Among 193 patients and 121 hospital staff, PEP with HCQ was offered to 193 patients and 29 careworkers. Of the 193 patients, 4 (2.1%) were excluded because of death for other reasons (2) or refusal (2); therefore, 189 patients (97.9%) started PEP. Six (20.7%) of 29 careworkers quit their work and one (3.5%) disagreed with PEP, so HCQ was given to 22 careworkers (75.9%) (Supplement Fig. 1). PEP was initiated within a median of 58 h (range 48-106 h) and a median 18 h (range 6-66 h) after detection of the index case and the second case, respectively. Overall, PEP was completed in 184 (97.4%) patients and 21 (95.5%) careworkers. Median duration of PEP was 10 days (range 2-15 days). A total of 32 individuals (15.6%) reported one or more symptoms during the course of PEP (Supplement Table 2). The most common symptoms were diarrhea or loose stool (9%), skin rash (4.3%), gastrointestinal upset (0.95%) and bradycardia (0.95%). PEP was discontinued in 5 patients (2.7%) due to gastrointestinal upset (2), bradycardia (2) and need for fasting (1) (Supplement Fig. 1). PEP was also arbitrarily discontinued in a careworker.

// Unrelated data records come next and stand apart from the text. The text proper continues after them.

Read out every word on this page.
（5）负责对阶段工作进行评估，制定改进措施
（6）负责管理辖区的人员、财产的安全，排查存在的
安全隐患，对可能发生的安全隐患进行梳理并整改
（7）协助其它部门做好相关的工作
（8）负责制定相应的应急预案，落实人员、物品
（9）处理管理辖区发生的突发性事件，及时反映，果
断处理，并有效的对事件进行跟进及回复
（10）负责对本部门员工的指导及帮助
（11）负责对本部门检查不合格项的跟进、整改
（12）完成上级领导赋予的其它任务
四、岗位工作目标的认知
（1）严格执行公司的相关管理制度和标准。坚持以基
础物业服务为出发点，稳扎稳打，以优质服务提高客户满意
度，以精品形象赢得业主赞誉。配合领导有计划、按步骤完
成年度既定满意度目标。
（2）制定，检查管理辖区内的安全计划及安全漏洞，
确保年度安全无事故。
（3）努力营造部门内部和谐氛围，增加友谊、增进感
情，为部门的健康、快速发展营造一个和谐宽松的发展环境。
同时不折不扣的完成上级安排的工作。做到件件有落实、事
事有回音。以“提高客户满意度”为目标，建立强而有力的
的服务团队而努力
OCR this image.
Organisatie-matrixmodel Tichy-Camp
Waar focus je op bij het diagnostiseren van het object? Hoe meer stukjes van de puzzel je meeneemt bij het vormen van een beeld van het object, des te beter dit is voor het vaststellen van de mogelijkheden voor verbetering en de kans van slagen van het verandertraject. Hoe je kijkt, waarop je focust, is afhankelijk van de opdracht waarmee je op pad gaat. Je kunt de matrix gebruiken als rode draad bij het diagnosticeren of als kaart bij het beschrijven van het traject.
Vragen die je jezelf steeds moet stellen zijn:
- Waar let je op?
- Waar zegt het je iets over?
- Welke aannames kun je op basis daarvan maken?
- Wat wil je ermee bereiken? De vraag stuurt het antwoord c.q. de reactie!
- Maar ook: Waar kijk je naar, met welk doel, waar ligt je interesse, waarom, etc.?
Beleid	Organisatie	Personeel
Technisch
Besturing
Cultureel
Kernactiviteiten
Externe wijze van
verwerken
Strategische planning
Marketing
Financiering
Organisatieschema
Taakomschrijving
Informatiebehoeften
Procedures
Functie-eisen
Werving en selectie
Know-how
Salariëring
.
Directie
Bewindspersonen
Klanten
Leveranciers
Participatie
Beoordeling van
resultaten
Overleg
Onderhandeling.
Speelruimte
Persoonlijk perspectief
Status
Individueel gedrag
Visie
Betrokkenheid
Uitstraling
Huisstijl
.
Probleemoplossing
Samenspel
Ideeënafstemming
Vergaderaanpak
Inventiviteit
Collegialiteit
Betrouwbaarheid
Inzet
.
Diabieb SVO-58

Follow-up PCR for COVID-19

Postmortem polymerase chain reaction (PCR) tests with upper respiratory tract specimens were performed for 2 patients who died during the quarantine period and the results were negative. The two mortality cases, a 96-year-old male and an 84-year-old female with Alzheimer disease, had been receiving end-of-life care. For the remaining 191 patients and 121 hospital staff who had initially tested negative for COVID-19, follow-up PCR tests were conducted one or two days prior to discontinuing the 14-day quarantine and all were negative. After confirming the results, PEP with HCQ was stopped and quarantine was discontinued sequentially by March 11.

Discussion

Many patients would be expected to become infected with COVID-19 in the setting of cluster outbreaks associated with LTCHs. In this study, there were no additional confirmed cases among exposed patients and caregivers; however, it is not clear whether PEP was effective because there was no control group. Both chloroquine and HCQ had antiviral activity against SARS-CoV-2 in vitro [3], [4], [5], [6]. Furthermore, clinical data from China and France showed chloroquine was superior to control treatment, leading to the recommendation that chloroquine could be administered to patients with mild to severe COVID-19 pneumonia [7], [8], [9], [10]. Although there is currently no approved PEP for individuals exposed to COVID-19, PEP with HCQ was initiated for the patients and careworkers in this study because these were elderly patients who are at risk from adverse outcomes and HCQ is a safe drug widely used for rheumatoid arthritis treatment. Several different regimens of HCQ are recommended to treat COVID-19 patients: 800 mg qd, 600 mg qd, 200 mg tid, and 400 mg qd, with or without loading doses. No data are available on regimens for PEP. A dose of 400 mg qd, with no initial loading dose, was chosen for the current study because the patients in the LTCH had low body weights and a lower dose was required to minimize adverse events. In this study, HCQ was associated with mild adverse events. One patient had skin rash requiring steroids but did not discontinue PEP. Five patients discontinued PEP because of gastrointestinal upset, bradycardia, and for fasting. Although there was no adequate control group and the study was conducted at a single center, this is the first study to use PEP with HCQ as an outbreak response strategy against COVID-19 in an LTCH. A total of 92 hospital staff, including physicians and nurses, showed negative PCR results after 14 days of quarantine even though they did not receive PEP. From these results, we could not conclude that PEP is effective for prevention of COVID-19 in close contacts. However, there were differences in the level of risk exposure: patients and careworkers might have had close contact with the index case (high-risk exposure) and most hospital staff were at low-risk exposure. Nonetheless, this study showed that all 189 patients and 22 careworkers who received PEP did not develop COVID-19.

Conclusion

In this study, PEP with HCQ was implemented safely under proper monitoring and no additional patients were diagnosed with COVID-19. Randomized clinical studies are needed to evaluate whether PEP is an effective option for an outbreak response strategy against COVID-19 in LTCHs.